Indiana University SPEA Edward J. Bloustein School of Planning and Public Policy University of Pennsylvania AIR American University

Panel Paper: Examining Inequities in Teacher Pension Wealth

Friday, November 13, 2015 : 9:10 AM
Pearson II (Hyatt Regency Miami)

*Names in bold indicate Presenter

James Shuls, University of Missouri, St. Louis
Much has been made about the features imbedded in defined-benefit pension systems for teachers. These retirement plans pull individuals to a predetermined retirement age and then push them out afterwards due to a sudden spike and then a sharp decline in pension wealth. These systems also transfer pension wealth from individuals who retire early to individuals who remain in the system until full-retirement. These features are possible in defined-benefit plans because contributions are not tied to pension wealth. Instead, pension wealth is computed based on a formula that takes into account years of service and final average salary. To date, no one has examined how the slope of teacher salary schedules can result in the transfer of pension wealth from teachers in one school to teachers in another.
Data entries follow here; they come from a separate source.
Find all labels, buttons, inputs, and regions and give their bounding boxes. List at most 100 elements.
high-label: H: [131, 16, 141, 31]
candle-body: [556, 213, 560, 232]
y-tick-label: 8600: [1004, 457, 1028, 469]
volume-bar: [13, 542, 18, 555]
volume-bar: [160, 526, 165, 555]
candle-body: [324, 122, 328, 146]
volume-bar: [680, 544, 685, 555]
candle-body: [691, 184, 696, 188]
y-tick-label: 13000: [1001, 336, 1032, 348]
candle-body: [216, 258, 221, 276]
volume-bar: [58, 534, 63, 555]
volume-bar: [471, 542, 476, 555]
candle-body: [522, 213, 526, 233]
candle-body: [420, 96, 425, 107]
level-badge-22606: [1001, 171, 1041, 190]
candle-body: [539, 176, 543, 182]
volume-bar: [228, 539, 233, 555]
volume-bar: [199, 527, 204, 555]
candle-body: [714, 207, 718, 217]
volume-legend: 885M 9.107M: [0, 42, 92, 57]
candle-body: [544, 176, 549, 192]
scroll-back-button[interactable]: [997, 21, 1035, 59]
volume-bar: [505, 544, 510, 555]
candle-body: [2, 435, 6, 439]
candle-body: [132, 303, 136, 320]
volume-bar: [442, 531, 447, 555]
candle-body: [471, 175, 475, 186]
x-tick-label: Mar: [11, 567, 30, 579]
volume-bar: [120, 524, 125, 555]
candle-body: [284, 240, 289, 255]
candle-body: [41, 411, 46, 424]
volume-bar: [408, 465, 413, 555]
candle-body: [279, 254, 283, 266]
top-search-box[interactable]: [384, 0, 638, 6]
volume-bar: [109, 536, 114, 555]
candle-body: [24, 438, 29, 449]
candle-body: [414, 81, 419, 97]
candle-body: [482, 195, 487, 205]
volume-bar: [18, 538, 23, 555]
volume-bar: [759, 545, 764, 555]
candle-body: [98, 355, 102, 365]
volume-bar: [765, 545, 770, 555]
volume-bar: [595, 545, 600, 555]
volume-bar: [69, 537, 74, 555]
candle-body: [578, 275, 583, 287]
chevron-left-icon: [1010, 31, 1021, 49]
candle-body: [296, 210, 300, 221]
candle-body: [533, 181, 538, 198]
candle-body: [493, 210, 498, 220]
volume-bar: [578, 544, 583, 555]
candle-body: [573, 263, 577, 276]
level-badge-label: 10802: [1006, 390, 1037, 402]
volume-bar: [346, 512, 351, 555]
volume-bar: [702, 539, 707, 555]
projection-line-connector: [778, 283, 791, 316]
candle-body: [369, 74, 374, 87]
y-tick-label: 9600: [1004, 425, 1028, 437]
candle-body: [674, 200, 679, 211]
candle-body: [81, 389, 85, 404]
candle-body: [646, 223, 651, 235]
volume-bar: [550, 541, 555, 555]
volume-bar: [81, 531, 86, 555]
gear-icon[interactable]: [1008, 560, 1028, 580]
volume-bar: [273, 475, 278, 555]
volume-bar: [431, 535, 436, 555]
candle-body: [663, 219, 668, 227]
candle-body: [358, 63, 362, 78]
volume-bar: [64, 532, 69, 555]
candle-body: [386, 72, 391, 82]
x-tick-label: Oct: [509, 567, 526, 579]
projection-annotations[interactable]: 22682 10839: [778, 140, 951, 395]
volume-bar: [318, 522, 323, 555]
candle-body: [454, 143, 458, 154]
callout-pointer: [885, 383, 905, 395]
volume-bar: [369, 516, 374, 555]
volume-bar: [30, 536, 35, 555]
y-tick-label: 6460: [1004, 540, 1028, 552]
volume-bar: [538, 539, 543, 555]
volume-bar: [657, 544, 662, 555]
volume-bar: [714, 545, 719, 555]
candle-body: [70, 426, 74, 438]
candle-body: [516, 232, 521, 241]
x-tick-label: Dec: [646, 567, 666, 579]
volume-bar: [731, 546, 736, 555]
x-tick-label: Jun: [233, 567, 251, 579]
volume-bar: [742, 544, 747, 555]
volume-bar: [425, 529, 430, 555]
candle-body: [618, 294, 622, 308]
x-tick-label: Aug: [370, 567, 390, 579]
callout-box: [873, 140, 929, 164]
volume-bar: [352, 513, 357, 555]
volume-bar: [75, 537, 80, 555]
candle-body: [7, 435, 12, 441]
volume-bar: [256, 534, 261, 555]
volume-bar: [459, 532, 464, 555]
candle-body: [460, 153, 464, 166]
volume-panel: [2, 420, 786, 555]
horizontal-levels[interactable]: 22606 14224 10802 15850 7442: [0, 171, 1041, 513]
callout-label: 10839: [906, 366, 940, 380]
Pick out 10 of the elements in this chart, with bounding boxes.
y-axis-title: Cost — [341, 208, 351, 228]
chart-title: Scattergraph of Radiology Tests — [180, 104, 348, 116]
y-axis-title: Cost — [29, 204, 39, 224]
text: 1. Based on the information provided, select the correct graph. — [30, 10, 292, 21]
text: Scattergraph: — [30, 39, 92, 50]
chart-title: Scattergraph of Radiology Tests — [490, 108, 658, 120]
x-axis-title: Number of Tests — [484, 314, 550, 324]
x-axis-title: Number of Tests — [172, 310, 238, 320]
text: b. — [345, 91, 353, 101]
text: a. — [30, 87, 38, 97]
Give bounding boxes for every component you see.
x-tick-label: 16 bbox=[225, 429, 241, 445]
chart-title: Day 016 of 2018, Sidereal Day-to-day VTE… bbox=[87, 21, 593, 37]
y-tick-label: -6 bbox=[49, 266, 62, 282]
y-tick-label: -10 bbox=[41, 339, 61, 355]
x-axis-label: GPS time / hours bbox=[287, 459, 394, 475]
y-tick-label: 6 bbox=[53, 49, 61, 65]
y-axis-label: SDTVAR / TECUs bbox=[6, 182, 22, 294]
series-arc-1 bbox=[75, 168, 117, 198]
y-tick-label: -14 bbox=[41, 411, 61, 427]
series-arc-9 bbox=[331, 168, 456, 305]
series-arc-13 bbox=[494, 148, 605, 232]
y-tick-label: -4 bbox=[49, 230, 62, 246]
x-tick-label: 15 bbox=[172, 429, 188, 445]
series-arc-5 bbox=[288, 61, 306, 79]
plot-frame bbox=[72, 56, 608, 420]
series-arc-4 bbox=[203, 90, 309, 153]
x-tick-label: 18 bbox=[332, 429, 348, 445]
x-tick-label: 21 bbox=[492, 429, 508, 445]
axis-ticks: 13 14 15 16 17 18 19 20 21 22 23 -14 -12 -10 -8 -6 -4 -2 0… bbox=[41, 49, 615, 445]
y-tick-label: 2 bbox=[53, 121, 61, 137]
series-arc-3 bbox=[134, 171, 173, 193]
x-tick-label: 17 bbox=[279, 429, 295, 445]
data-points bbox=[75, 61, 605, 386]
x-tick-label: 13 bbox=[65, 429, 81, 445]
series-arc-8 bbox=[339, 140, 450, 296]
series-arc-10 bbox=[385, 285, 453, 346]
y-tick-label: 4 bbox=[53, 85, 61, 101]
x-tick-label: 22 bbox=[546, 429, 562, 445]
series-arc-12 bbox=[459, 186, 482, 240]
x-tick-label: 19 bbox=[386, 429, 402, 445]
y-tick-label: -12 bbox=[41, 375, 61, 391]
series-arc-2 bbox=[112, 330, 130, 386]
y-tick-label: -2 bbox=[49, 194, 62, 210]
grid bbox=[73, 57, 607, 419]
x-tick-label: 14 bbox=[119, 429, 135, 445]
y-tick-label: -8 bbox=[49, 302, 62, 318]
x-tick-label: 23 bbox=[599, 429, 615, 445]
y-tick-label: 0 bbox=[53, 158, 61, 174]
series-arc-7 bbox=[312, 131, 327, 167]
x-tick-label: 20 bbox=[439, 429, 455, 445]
In this paper, the salary schedules of Missouri’s 500+ school districts are used to do just that.
In Missouri, final average salary is the highest average from three consecutive years. This is typically a teacher’s last three years prior to retirement. There are significant differences in final average salaries between districts. Some of the differences are caused because some districts simply pay more at every step on the salary schedule. Other differences, however, come from the structure of the salary schedule. It is possible for two teachers to contribute the same amount to the pension system, but finish their career with different final average salaries because of the shape of their salary schedule.
Using salary schedules from each district, I calculate the net present value of a teacher’s pension. Using the state’s standard contribution rate of 29 percent (14.4 percent from the individual and the school district) I estimate how much teachers in each school district will contribute to the retirement system over the course of their career. These figures, net present value of the contributions and the benefits, allow me to see which districts are getting disproportionately more or less from their pension due to the shape of their salary schedule. In other words, I can examine the transfer of wealth from some schools. This typically occurs when a district has relatively high salaries early in a teacher’s career, but flattens the schedule or freezes a teacher’s pay toward the end of her career.
Using descriptive data, provided by the Missouri Department of Elementary and Secondary Education, I examine how observable characteristics, such as the percent of students receiving free or reduced price lunches, percent minority students, and assessed property value per-pupil, among others, relate to the shape of a district’s salary schedule. Early estimates indicate that poorer school districts tend to flatten their salary schedule at the end of a teacher’s career. This means teachers in poor school districts tend to get disproportionately less than teachers in wealthier school districts. In other words, there is a transfer of pension wealth from teachers in poor school districts to teachers in wealthier school districts.